Lucrezia Lovato apressou os passos e se xingou mentalmente por usar justamente aquele par de escarpins que apertavam seus dedos sem piedade, mas, ainda que fossem desconfortáveis, eram lindos. Vermelho, sua cor favorita. Combinavam com seu terninho preto. Ela chegou atrasada à aula e pediu licença ao professor, antes de entrar e se sentar ao lado de sua melhor amiga.

— Se atrasou novamente. — Sua amiga disse.

— Eu sei, Michele. — Lucrezia disse, abrindo sua apostila.

— Foi o despertador? — Michele perguntou.

Lucrezia riu, balançando a cabeça.

— Não. Adalio.

— Oh. — Michele ficou vermelha, e Lucrezia achou engraçado.

— Desculpe? É que me esqueço que você é… Virgem. — Lucrezia disse. — Como você consegue, sendo tão gata?

— É uma escolha. — Michele apertou o crucifixo que trazia em seu pescoço.

— Eu tentei ao máximo me manter como você, mas… Acho que fiz por amor. — Lucrezia disse.

 Ela era uma moça bonita, com cabelo castanho claro, com uma franja, e olhos azuis. Parecia segura de suas atitudes, mas era um poço de insegurança e incerteza. Estava no segundo ano de Direito, mas começava a se arrepender por não ter escolhido Jornalismo.

Seu namorado, Adalio, era um idiota, mas ela se negava a enxergá-lo como ele verdadeiramente era.

Lucrezia era ingênua, mas estava longe de ser uma mulher fútil. Sempre envolvida com causas nobres e comunitárias.

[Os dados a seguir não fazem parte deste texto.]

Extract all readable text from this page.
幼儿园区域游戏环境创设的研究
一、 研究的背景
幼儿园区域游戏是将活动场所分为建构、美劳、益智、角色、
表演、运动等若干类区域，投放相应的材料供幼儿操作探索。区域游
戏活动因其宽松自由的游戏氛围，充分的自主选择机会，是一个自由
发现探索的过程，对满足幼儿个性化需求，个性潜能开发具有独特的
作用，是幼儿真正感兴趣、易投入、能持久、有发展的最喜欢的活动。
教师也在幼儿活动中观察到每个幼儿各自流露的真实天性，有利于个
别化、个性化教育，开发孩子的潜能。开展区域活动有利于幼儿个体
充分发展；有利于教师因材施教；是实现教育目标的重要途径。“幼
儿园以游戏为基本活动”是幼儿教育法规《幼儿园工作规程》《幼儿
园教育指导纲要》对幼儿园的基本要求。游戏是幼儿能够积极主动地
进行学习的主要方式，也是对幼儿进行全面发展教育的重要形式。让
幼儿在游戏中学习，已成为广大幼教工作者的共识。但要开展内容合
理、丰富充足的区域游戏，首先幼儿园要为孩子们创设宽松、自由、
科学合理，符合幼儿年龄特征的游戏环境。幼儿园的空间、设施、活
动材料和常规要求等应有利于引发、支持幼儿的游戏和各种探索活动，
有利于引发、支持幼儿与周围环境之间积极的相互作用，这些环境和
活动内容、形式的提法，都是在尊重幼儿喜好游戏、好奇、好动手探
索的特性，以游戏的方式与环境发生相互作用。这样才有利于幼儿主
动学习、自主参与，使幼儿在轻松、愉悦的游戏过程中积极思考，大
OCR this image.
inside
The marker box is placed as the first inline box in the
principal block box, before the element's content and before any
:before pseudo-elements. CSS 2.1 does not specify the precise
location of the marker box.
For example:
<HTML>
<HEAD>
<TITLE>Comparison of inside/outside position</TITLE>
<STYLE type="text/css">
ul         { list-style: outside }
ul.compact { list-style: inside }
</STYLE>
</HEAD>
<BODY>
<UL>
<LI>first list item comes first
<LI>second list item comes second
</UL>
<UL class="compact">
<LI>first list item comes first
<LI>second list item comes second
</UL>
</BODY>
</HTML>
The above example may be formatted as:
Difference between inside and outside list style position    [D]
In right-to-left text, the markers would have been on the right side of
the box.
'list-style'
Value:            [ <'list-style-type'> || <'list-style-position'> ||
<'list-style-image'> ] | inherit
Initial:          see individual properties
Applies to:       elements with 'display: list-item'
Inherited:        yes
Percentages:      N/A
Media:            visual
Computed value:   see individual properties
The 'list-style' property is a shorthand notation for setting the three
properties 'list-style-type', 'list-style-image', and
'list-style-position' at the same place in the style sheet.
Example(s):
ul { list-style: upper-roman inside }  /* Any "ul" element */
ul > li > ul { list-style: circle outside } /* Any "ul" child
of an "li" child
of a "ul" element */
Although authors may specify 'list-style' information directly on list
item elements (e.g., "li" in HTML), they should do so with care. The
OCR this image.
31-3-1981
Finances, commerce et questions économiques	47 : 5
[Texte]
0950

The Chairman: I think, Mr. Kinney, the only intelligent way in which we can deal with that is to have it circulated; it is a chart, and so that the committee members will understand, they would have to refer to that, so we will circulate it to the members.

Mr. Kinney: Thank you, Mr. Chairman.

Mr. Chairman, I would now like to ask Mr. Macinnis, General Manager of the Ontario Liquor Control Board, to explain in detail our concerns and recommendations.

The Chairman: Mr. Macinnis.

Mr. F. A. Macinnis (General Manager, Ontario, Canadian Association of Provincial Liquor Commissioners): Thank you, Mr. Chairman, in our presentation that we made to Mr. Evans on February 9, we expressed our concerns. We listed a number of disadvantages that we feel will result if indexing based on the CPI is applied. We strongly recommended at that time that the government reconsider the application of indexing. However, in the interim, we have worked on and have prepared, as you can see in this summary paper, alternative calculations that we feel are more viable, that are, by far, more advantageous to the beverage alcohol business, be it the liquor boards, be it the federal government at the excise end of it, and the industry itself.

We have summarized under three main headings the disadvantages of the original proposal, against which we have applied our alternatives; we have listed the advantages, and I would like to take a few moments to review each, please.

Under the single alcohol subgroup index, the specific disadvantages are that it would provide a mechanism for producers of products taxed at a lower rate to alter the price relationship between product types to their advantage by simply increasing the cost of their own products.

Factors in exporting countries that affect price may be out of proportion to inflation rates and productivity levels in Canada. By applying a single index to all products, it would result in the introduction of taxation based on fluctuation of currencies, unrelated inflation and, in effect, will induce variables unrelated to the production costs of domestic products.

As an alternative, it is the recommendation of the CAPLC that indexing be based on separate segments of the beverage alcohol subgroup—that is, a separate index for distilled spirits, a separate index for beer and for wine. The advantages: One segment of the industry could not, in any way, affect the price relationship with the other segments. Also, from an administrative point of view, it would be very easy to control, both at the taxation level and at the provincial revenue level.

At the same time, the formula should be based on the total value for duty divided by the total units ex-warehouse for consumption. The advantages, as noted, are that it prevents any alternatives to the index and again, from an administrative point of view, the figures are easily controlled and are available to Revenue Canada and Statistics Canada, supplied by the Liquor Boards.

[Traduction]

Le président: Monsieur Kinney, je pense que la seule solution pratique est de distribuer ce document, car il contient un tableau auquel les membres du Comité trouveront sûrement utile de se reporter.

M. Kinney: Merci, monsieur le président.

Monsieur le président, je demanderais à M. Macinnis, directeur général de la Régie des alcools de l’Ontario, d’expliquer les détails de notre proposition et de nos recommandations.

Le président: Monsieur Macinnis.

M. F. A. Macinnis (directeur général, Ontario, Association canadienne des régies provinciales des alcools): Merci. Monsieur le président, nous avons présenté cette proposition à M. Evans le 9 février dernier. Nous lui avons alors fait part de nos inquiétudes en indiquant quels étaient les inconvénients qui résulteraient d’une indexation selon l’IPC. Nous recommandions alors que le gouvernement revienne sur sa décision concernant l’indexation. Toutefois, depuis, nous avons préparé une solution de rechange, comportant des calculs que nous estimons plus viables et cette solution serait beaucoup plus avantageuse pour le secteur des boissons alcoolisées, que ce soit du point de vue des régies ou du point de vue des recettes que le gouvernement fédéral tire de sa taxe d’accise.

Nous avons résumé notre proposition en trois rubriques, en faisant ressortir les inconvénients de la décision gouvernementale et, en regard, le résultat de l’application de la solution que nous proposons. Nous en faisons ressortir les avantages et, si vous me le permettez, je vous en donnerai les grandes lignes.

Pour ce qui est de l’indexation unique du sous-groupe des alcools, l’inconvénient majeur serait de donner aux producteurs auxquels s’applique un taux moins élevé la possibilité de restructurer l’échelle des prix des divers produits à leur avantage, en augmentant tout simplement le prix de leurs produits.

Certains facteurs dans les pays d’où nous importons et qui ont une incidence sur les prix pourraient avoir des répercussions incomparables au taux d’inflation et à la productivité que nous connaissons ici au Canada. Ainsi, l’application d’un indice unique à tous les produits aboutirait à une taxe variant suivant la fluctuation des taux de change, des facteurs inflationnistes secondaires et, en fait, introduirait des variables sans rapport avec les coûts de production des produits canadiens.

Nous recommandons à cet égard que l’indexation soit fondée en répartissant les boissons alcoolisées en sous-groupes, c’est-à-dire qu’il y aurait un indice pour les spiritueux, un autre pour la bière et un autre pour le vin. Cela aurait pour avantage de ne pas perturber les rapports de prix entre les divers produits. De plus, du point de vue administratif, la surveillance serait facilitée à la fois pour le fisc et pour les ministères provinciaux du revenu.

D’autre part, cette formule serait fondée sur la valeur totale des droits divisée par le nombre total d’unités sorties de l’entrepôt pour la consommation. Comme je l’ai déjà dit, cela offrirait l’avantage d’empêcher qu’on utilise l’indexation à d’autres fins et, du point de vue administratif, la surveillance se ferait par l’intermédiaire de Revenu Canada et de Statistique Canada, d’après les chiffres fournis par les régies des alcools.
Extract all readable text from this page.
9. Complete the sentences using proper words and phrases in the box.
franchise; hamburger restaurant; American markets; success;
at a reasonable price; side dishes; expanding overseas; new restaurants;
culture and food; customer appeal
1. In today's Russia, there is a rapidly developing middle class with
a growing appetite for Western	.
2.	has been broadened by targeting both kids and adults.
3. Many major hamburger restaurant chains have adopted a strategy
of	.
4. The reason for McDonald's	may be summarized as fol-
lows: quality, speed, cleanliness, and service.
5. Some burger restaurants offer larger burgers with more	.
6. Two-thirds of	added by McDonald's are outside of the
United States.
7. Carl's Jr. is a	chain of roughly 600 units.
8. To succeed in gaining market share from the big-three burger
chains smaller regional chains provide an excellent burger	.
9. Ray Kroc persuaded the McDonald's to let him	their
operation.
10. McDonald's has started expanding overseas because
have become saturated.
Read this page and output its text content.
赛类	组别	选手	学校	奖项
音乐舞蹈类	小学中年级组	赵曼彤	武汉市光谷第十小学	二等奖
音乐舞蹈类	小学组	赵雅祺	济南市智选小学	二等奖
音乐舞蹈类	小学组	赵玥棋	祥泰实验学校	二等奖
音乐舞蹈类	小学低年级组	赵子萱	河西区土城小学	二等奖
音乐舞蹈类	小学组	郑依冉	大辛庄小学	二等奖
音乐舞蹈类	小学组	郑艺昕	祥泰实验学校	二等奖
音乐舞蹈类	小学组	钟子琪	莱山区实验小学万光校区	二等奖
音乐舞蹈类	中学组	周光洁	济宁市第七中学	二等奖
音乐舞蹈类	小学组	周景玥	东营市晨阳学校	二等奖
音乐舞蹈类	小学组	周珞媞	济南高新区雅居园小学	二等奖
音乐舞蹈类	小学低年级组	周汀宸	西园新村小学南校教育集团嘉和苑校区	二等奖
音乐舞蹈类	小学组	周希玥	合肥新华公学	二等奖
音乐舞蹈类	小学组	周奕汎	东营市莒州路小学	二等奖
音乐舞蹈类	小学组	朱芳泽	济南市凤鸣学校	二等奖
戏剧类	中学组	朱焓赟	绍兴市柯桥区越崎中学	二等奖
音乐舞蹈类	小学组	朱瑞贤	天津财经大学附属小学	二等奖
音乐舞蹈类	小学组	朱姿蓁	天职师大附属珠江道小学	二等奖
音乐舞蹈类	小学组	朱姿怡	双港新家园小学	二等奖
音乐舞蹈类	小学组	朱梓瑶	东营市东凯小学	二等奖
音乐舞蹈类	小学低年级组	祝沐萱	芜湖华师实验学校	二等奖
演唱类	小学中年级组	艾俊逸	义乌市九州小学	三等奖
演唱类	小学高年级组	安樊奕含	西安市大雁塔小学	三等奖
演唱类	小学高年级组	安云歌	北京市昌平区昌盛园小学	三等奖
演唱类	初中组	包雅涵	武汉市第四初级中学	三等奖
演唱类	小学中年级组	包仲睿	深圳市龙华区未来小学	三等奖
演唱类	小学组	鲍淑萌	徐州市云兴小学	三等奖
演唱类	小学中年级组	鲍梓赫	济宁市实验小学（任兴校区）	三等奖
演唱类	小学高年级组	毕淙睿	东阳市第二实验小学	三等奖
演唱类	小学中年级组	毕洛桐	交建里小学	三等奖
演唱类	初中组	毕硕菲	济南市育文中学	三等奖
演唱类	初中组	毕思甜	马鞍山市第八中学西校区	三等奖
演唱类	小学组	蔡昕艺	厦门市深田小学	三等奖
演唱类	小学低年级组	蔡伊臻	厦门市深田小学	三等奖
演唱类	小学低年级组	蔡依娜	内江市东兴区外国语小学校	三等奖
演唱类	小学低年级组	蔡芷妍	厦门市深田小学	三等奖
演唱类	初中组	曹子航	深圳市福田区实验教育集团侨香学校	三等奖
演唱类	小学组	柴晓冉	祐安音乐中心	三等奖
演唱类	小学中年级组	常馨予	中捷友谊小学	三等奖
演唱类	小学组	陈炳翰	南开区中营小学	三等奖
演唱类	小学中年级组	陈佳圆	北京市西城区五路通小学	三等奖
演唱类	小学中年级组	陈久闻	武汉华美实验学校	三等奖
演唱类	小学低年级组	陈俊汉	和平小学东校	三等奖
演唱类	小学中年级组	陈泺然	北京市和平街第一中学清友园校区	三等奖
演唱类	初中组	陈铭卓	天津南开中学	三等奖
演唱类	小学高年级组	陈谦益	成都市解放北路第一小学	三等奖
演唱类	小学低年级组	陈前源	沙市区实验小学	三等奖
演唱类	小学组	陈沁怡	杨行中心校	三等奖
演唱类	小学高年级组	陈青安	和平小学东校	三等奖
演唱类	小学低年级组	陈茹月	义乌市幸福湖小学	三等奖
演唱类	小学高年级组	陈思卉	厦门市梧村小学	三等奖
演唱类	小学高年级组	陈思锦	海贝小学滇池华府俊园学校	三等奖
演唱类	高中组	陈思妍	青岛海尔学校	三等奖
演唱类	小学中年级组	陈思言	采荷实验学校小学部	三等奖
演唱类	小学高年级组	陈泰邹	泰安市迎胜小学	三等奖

Ela não perdia a fé nas pessoas, e a esperança de um mundo melhor. Mas se ela cuidava dos outros, não cuidava de si mesma como deveria.

Michele e ela eram colegas de quarto, e se davam muito bem. Lucrezia dividia todos os seus sonhos, planos e medos com a amiga.

Michele era doce e com uma aparência angelical. O cabelo castanho escuro e longo emoldurava seu rosto de traços finos. Seus olhos eram azuis e serenos. Mesmo que a primeira vista não convencesse como estudante de Direito, bastava lhe ver em ação, para concluir que nunca haveria uma futura advogada tão boa.

Michele era o tipo de moça que muitas mães adorariam ter como filha. Não ia a festas. Não bebia, nem fumava. Jamais dizia um palavrão. Ia a missa todos os domingos, e passava o tempo lendo um livro após o outro, quando não ajudava Lucrezia em trabalhos comunitários.

Lucrezia e Michele se encontraram mais tarde no quarto, e Michele não pode deixar de notar que Lucrezia estava distraída.

— Você está bem? Se estiver com algum problema, sabe que pode confiar em mim. Não sabe?

— Como católica, você acredita em anjos, não acredita? — Lucrezia disse, encarando Michele.

— Sim, claro que sim. Os anjos existem e estão entre nós. — Michele sorriu.

— Eu não quero que pense que sou uma pervertida, ou que vi muitos filmes bobos, mas noite passada, tive um sonho estranho. Sonhei com o arcanjo Miguel. — Falou Lucrezia.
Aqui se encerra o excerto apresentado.